Reuters reports:
President Barack Obama's choice to head the CIA declined on Thursday to call waterboarding "torture," only days after his attorney general nominee condemned the interrogation practice as precisely that. Retired Adm. Dennis Blair replied cautiously when pressed on the waterboarding question at a hearing on his nomination to be director of national intelligence.... "There will be no waterboarding on my watch. There will be no torture on my watch," Blair said, refusing to go further.
Note that Blair has been nominated for the job of DNI, not head of the CIA. At CIA Obama has nominated Leon Panetta, whose righteous indignation over torture extends only as far as American sovereignty.

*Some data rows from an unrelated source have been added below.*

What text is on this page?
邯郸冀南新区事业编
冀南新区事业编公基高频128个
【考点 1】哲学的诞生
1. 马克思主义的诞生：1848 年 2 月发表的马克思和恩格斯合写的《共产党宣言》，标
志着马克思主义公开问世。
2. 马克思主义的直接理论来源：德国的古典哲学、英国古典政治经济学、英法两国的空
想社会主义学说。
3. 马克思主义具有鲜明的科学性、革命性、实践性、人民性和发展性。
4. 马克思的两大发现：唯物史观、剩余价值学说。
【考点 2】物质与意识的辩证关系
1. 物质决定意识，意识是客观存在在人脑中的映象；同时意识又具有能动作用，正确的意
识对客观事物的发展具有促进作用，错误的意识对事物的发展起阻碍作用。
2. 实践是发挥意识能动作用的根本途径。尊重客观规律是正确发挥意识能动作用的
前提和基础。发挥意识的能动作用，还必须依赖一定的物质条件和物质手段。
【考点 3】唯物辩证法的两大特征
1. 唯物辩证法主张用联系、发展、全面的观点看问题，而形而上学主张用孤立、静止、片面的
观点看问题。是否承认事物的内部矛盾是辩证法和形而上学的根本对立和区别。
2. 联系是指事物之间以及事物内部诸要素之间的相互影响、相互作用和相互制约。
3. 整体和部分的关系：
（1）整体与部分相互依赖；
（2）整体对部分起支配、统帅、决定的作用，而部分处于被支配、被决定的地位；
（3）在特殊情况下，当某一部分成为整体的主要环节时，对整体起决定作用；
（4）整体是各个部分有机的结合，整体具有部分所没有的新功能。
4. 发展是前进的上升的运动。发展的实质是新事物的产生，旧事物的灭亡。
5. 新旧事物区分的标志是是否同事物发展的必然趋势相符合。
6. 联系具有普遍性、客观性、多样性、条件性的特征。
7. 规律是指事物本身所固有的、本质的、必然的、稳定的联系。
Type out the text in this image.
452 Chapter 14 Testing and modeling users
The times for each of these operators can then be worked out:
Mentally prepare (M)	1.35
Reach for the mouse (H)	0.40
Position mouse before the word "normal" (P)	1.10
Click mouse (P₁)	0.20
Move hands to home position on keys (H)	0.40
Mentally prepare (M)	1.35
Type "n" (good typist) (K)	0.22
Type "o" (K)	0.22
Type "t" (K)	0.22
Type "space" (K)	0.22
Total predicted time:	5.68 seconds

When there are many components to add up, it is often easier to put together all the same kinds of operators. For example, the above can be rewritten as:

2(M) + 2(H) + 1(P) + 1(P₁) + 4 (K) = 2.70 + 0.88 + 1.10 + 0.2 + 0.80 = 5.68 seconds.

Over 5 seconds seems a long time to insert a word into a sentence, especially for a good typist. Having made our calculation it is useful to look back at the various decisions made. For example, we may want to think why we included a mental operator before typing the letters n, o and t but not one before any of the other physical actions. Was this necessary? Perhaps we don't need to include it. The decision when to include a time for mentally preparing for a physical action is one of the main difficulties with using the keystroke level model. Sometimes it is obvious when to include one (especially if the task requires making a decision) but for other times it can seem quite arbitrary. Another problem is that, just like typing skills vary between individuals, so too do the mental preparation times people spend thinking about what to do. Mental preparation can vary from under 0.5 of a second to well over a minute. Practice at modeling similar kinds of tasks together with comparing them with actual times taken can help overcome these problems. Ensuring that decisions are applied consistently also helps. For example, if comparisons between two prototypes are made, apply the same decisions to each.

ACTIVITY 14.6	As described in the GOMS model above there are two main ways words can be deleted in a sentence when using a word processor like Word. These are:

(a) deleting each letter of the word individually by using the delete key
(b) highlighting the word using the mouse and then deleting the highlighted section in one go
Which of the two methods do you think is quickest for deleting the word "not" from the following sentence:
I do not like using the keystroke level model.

Panetta was more than happy to allow our Egyptian "allies" to use such coercive measures when he was Clinton's chief of staff and signing off on that administration's rendition program. This isn't mere semantics -- serious people understand that there are consequences to turning campaign rhetoric into policy, and that sometimes bad things need to be done in order to ensure a good outcome. In this case Blair's language was calibrated to avoid accusing the people who will soon work for him of war crimes, but if he thought what they did was criminal than why wouldn't he say it? Lofty principles won't keep this country safe, contra Robert Gibbs, but perhaps the left will refuse to accept this "false choice" and force Obama to throw Blair under the bus.